The Shoreline Firewall, more commonly known as "Shorewall", is
a Netfilter
(iptables) based firewall that can be used on a dedicated
firewall system, a multi-function gateway/router/server
or on a standalone GNU/Linux system.
This program is free software; you can redistribute it and/or modify
it under
the terms of Version 2 of the
GNU General Public License as published by the Free Software
Foundation.
This program
is distributed in the hope that it will
be useful, but WITHOUT ANY WARRANTY; without
even the implied warranty of MERCHANTABILITY
or FITNESS FOR A PARTICULAR PURPOSE. See the
GNU General Public License for more details.
You should
have received a copy of the GNU General
Public License along with this program;
if not, write to the Free Software Foundation,
Inc., 675 Mass Ave, Cambridge, MA 02139,
USA
Copyright 2001, 2002, 2003 Thomas M. Eastep
Jacques
Nilo and Eric Wolzak have a LEAF (router/firewall/gateway
on a floppy, CD or compact flash) distribution
called Bering that features
Shorewall-1.3.14 and Kernel-2.4.20. You can
find their work at: http://leaf.sourceforge.net/devel/jnilo
Congratulations
to Jacques and Eric on the recent release of Bering
1.1!!!
News
4/12/2002 - Greater Seattle Linux Users Group Presentation
This morning, I gave a Shorewall presentation to GSLUG. The presentation
is in HTML format but was generated from Microsoft PowerPoint and is best
viewed using Internet Explorer although Konqueror also seems to work reasonably
well. Neither Opera or Netscape work well to view the presentation.

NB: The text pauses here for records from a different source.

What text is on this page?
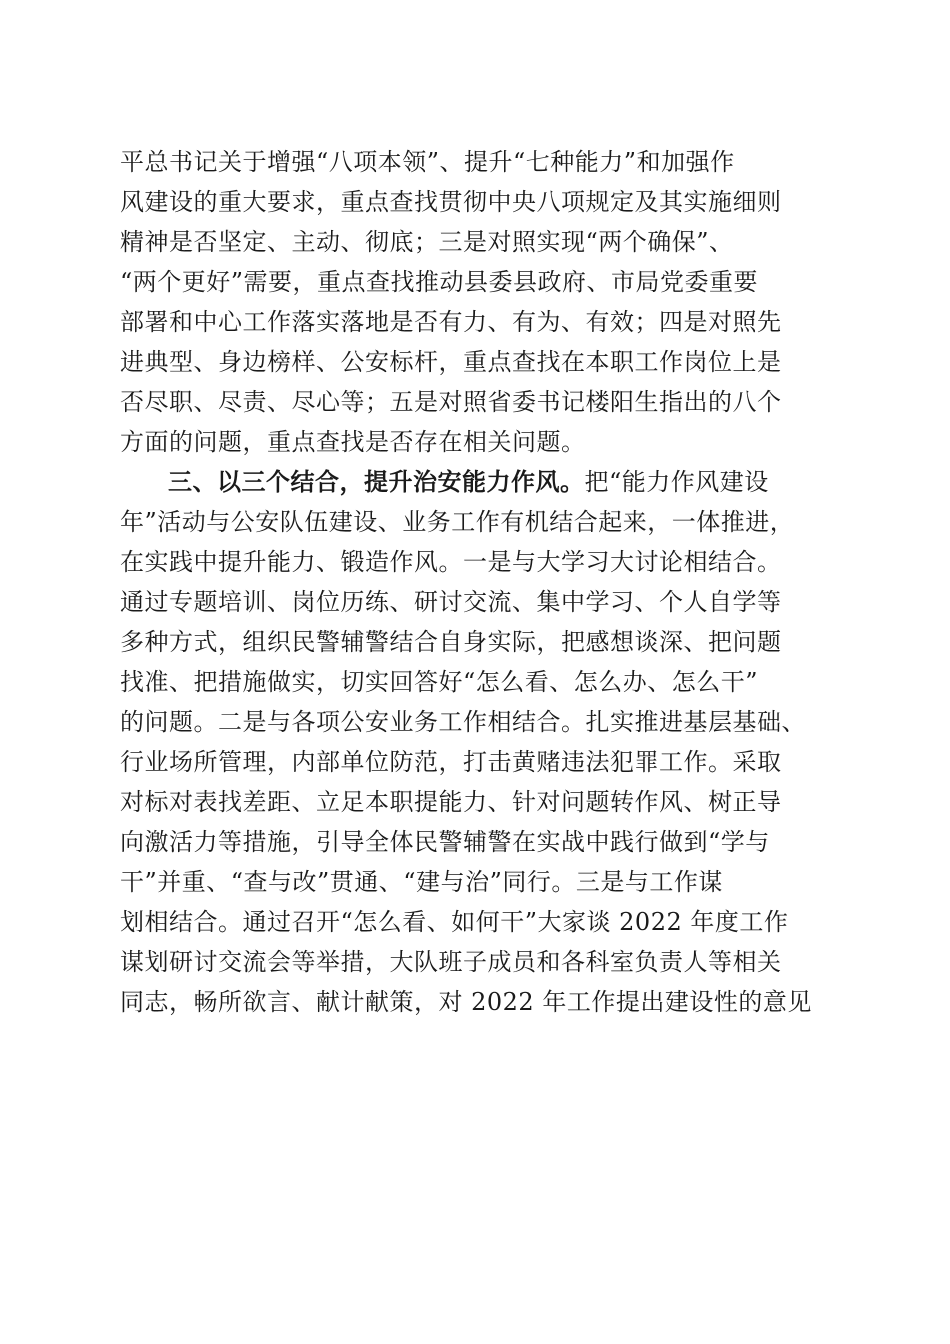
平总书记关于增强“八项本领”、提升“七种能力”和加强作
风建设的重大要求，重点查找贯彻中央八项规定及其实施细则
精神是否坚定、主动、彻底；三是对照实现“两个确保”、
“两个更好”需要，重点查找推动县委县政府、市局党委重要
部署和中心工作落实落地是否有力、有为、有效；四是对照先
进典型、身边榜样、公安标杆，重点查找在本职工作岗位上是
否尽职、尽责、尽心等；五是对照省委书记楼阳生指出的八个
方面的问题，重点查找是否存在相关问题。
三、以三个结合，提升治安能力作风。把“能力作风建设
年”活动与公安队伍建设、业务工作有机结合起来，一体推进，
在实践中提升能力、锻造作风。一是与大学习大讨论相结合。
通过专题培训、岗位历练、研讨交流、集中学习、个人自学等
多种方式，组织民警辅警结合自身实际，把感想谈深、把问题
找准、把措施做实，切实回答好“怎么看、怎么办、怎么干”
的问题。二是与各项公安业务工作相结合。扎实推进基层基础、
行业场所管理，内部单位防范，打击黄赌违法犯罪工作。采取
对标对表找差距、立足本职提能力、针对问题转作风、树正导
向激活力等措施，引导全体民警辅警在实战中践行做到“学与
干”并重、“查与改”贯通、“建与治”同行。三是与工作谋
划相结合。通过召开“怎么看、如何干”大家谈 2022 年度工作
谋划研讨交流会等举措，大队班子成员和各科室负责人等相关
同志，畅所欲言、献计献策，对 2022 年工作提出建设性的意见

4/9/2003 - Shorewall 1.4.2
Problems Corrected:
- TCP connection requests rejected out of the common
chain are now properly rejected with TCP RST; previously, some of these requests
were rejected with an ICMP port-unreachable response.

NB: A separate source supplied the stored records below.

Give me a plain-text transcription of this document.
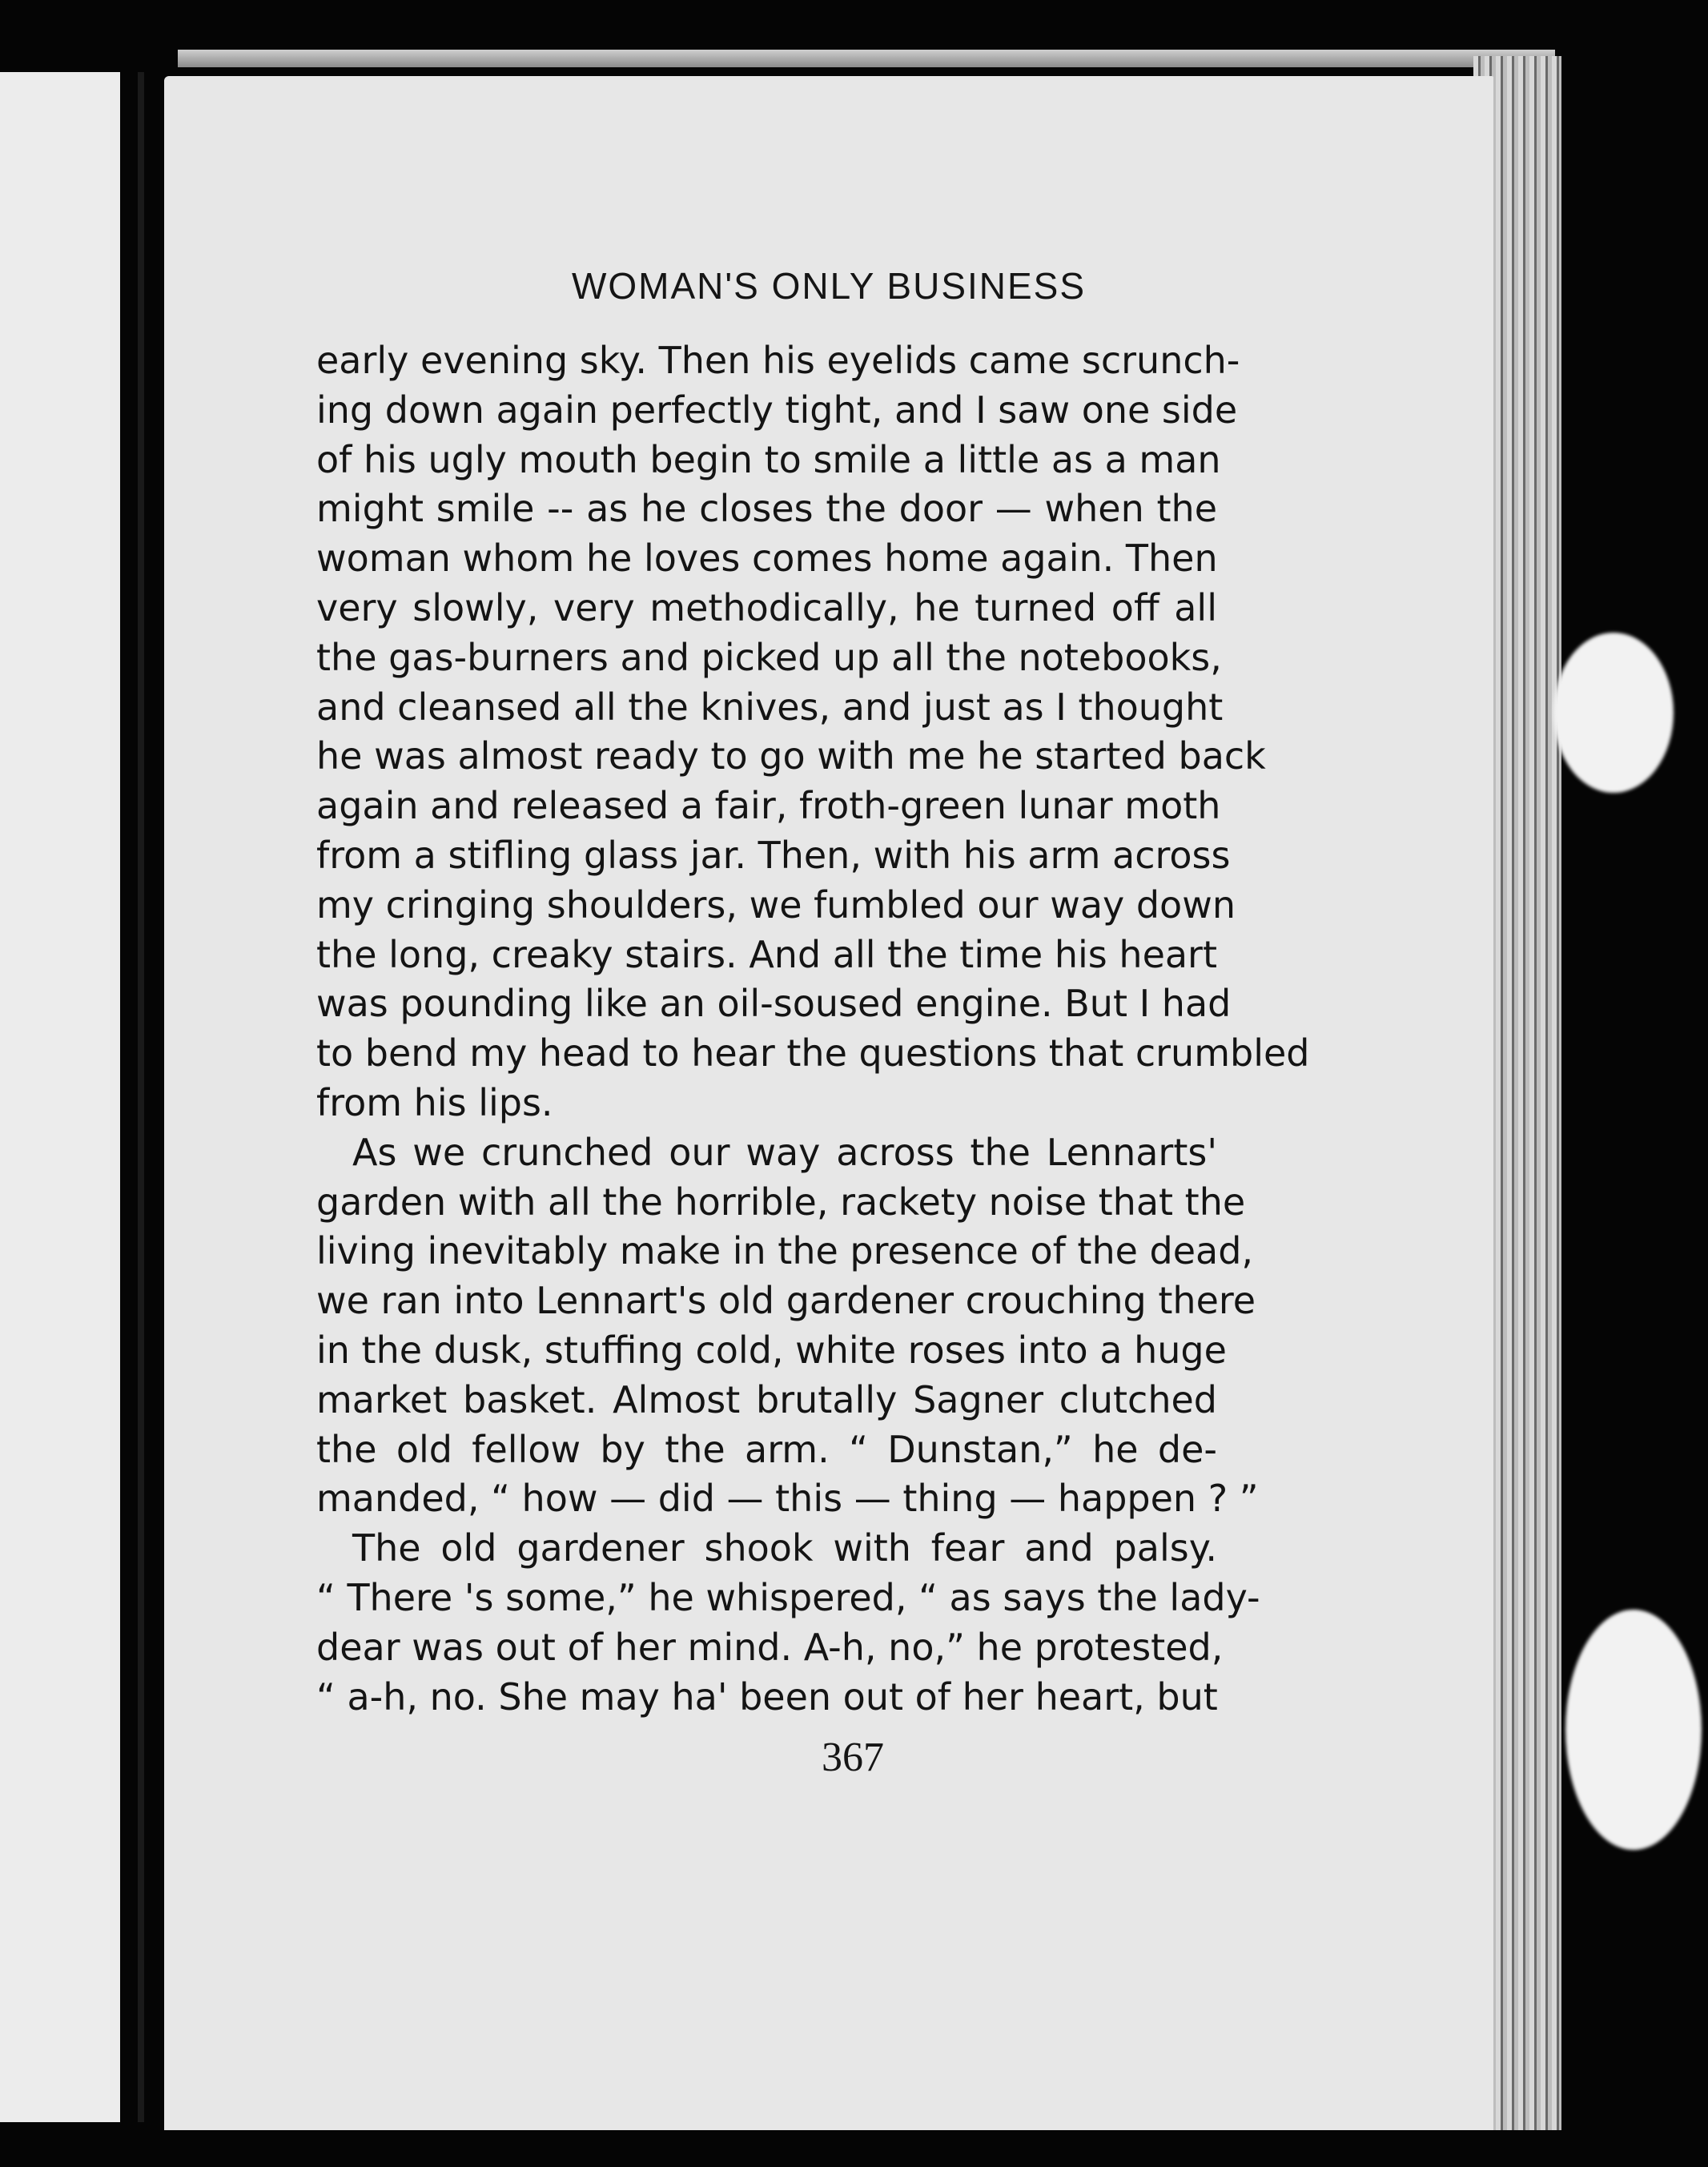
WOMAN'S ONLY BUSINESS
early evening sky. Then his eyelids came scrunch-
ing down again perfectly tight, and I saw one side
of his ugly mouth begin to smile a little as a man
might smile -- as he closes the door — when the
woman whom he loves comes home again. Then
very slowly, very methodically, he turned off all
the gas-burners and picked up all the notebooks,
and cleansed all the knives, and just as I thought
he was almost ready to go with me he started back
again and released a fair, froth-green lunar moth
from a stifling glass jar. Then, with his arm across
my cringing shoulders, we fumbled our way down
the long, creaky stairs. And all the time his heart
was pounding like an oil-soused engine. But I had
to bend my head to hear the questions that crumbled
from his lips.
As we crunched our way across the Lennarts'
garden with all the horrible, rackety noise that the
living inevitably make in the presence of the dead,
we ran into Lennart's old gardener crouching there
in the dusk, stuffing cold, white roses into a huge
market basket. Almost brutally Sagner clutched
the old fellow by the arm. “ Dunstan,” he de-
manded, “ how — did — this — thing — happen ? ”
The old gardener shook with fear and palsy.
“ There 's some,” he whispered, “ as says the lady-
dear was out of her mind. A-h, no,” he protested,
“ a-h, no. She may ha' been out of her heart, but
367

- 'traceroute -I' from behind the firewall previously timed
out on the first hop (e.g., to the firewall). This has been worked around.
New Features:
- Where an entry in the/etc/shorewall/hosts file specifies
a particular host or network, Shorewall now creates an intermediate chain
for handling input from the related zone. This can substantially reduce
the number of rules traversed by connections requests from such zones.

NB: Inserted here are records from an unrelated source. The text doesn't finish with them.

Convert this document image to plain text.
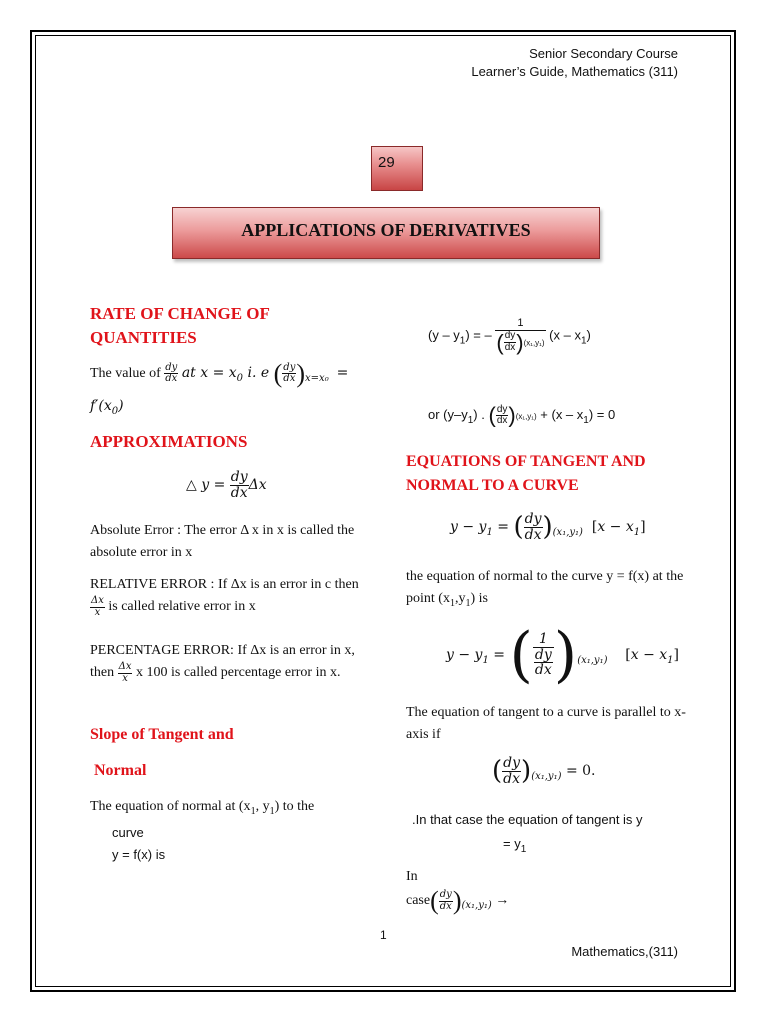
Senior Secondary Course
Learner’s Guide, Mathematics (311)
29
APPLICATIONS OF DERIVATIVES
RATE OF CHANGE OF QUANTITIES
The value of $\frac{dy}{dx}$ at $x = x_0$ i. e ( $\frac{dy}{dx} )_{x=x_0}$  =
$f'(x_0)$
APPROXIMATIONS
△ $y = \frac{dy}{dx}$ Δx
Absolute Error : The error Δ x in x is called the absolute error in x
RELATIVE ERROR : If Δx is an error in c then
$\frac{\Delta x}{x}$ is called relative error in x
PERCENTAGE ERROR: If Δx is an error in x, then $\frac{\Delta x}{x}$ x 100 is called percentage error in x.
Slope of Tangent and
Normal
The equation of normal at ($x_1$, $y_1$) to the
curve
y = f(x) is
$(y - y_1)$ = – $\frac{1}{( \frac{dy}{dx} )(x_1,y_1)} (x - x_1)$
or $(y-y_1)$ . ( $\frac{dy}{dx} )(x_1,y_1) + (x - x_1) = 0$
EQUATIONS OF TANGENT AND NORMAL TO A CURVE
$y - y_1$ = ( $\frac{dy}{dx} )_{(x_1,y_1)}$  $[x - x_1]$
the equation of normal to the curve y = f(x) at the point $(x_1,y_1)$ is
$y - y_1$ = ( $\frac{1}{\frac{dy}{dx}} )_{(x_1,y_1)}$    $[x - x_1]$
The equation of tangent to a curve is parallel to x-axis if
( $\frac{dy}{dx} )_{(x_1,y_1)} = 0$.
.In that case the equation of tangent is y
= $y_1$
In
case( $\frac{dy}{dx} )_{(x_1,y_1)}$ →
1
Mathematics,(311)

- Any file may include an INCLUDE directive. An INCLUDE directive
consists of the word INCLUDE followed by a file name and causes the contents
of the named file to be logically included into the file containing the
INCLUDE. File names given in an INCLUDE directive are assumed to reside
in /etc/shorewall or in an alternate configuration directory if one has
been specified for the command.
Examples:
shorewall/params.mgmt:
MGMT_SERVERS=1.1.1.1,2.2.2.2,3.3.3.3
TIME_SERVERS=4.4.4.4
BACKUP_SERVERS=5.5.5.5
----- end params.mgmt -----
shorewall/params:
# Shorewall 1.3 /etc/shorewall/params
[..]
#######################################
INCLUDE params.mgmt
# params unique to this host here
#LAST LINE - ADD YOUR ENTRIES ABOVE THIS ONE - DO NOT REMOVE
----- end params -----
shorewall/rules.mgmt:
ACCEPT net:$MGMT_SERVERS $FW tcp 22
ACCEPT $FW net:$TIME_SERVERS udp 123
ACCEPT $FW net:$BACKUP_SERVERS tcp 22
----- end rules.mgmt -----
shorewall/rules:
# Shorewall version 1.3 - Rules File
[..]
#######################################
INCLUDE rules.mgmt
# rules unique to this host here
#LAST LINE -- ADD YOUR ENTRIES BEFORE THIS ONE -- DO NOT REMOVE
----- end rules -----
INCLUDE's may be nested to a level of 3 -- further nested INCLUDE directives
are ignored with a warning message.
- Routing traffic from an interface back out that interface
continues to be a problem. While I firmly believe that this should never
happen, people continue to want to do it. To limit the damage that such
nonsense produces, I have added a new 'routeback' option in /etc/shorewall/interfaces
and /etc/shorewall/hosts. When used in /etc/shorewall/interfaces, the 'ZONE'
column may not contain '-'; in other words, 'routeback' can't be used as
an option for a multi-zone interface. The 'routeback' option CAN be specified
however on individual group entries in /etc/shorewall/hosts.
The 'routeback' option is similar to the old 'multi' option with two
exceptions:
a) The option pertains to a particular zone,interface,address tuple.
b) The option only created infrastructure to pass traffic from (zone,interface,address)
tuples back to themselves (the 'multi' option affected all (zone,interface,address)
tuples associated with the given 'interface').
See the 'Upgrade Issues' for information
about how this new option may affect your configuration.